The maintenance ladders dropped down sheer wells. Phaethon could attach himself by diamond-fiber cord spun out of available atmospheric carbon. He fashioned a system of pulleys and carabiners, which could lower him great distances quickly. He grew motors to control the arrangement, so that he could descend while he slept, albeit this used more battery energy than he would have liked. The suit's gauntlets he programmed to untie and to retrieve the rope material periodically, so that Phaethon hardly lost any nanomaterial mass. The suit-mind was flexible enough to understand orders to find the next stanchion and retie the belaying knots. Thus Phaethon could sleep with his hands folded over his chest beneath his breastplate, safe as a papoose in a backpack, while the armor rappelled down one length of rungs after another. Many miles of descent were quickly consumed in this fashion. And he needed the rest. His growing mental fatigue, his lack of a proper self-consideration circuit, was forcing him to spend more and more time asleep.

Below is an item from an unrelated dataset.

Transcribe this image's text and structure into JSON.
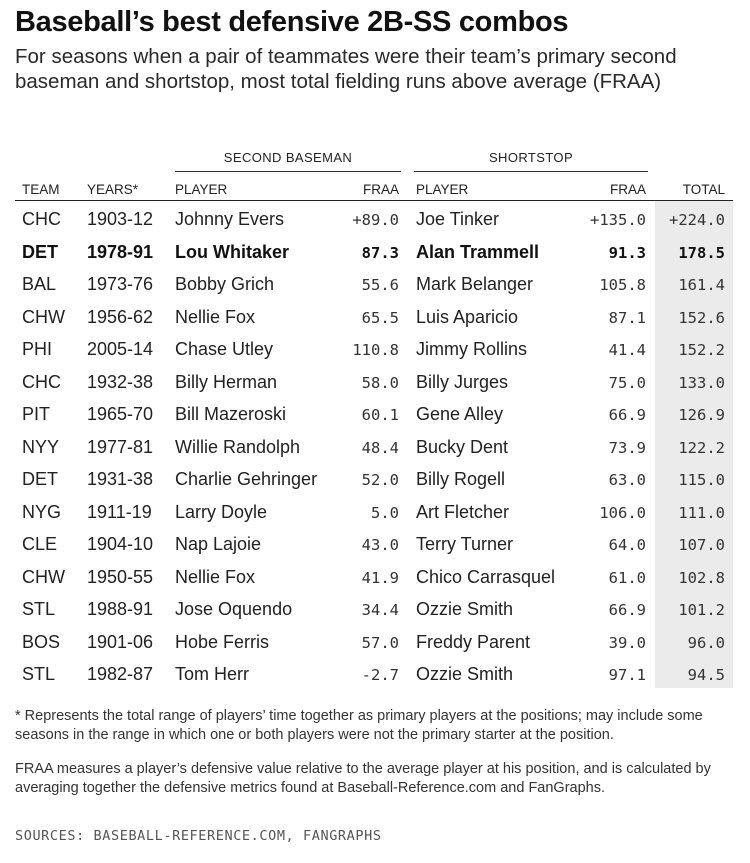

The worst section was a maintenance well without rungs, meant only for robots using magnetic grapples. Phaethon thought he probably had the right to ask to be conveyed down past this segment, since the law against trespass did not require a trespasser to depart by ways that were dangerous or unhealthy. But a notion of pride or zeal made him go forward. Or perhaps his rashness came from certain mood-alteration stimulants he had attempted that week. The Warlock meditations were becoming less effective, and Phaethon was experimenting with a crude Noetic system he was trying to construct out of the helmet circuits, to see if he could do to himself, manually, some of the delicate nerve work and sleep

integrations Rhadamanthus had used to do to restore mental balance.

This morning's attempt at sleep integration had left him giddy and overconfident. He had been sure he could design a parachute out of his cloak, with sufficient lifting surface to slow his fall; the armor was too heavy, and he had merely dropped it down the shaft. The armor, of course, banged and rang against the shaft as it dropped, chiming like a gong the size of the moon, but was utterly unscratched by the five-thousand-foot plunge. Phaethon, on the other hand, had scraped against the side of the well, spilled air out of his parachute shroud, spun, recovered, tumbled, almost recovered, and broke both his legs upon landing.

In infinite agony, he had crawled and crawled, trying to find his armor, dragging his broken legs behind him. Finally he found it, and gasped out a command to turn on the emergency medical program before collapsing. The armor had swarmed across his body and fitted itself around him. Na-nomachines inside the suit lining had aided the biomechan-isms in his legs to regenerate the bone tissues. He lay in half-drugged discomfort for hours while his body repaired itself. The special construction of his space-adapted bones slowed the process, and the suit-mind had to make several hesitant guesses about how to proceed. (The medical routines and partial minds aboard the Phoenix Exultant were not, of course, available to him. The armor was a wonder of engineering, but it had not been designed to operate in solitude.)

A Constable remote came to hover over his dazed body, warning him not to drop dangerous objects from high places, lest he be sued for negligence.

The Constable made no move to help him, of course. Phaethon had no insurance, and no doctor would risk joining him in exile.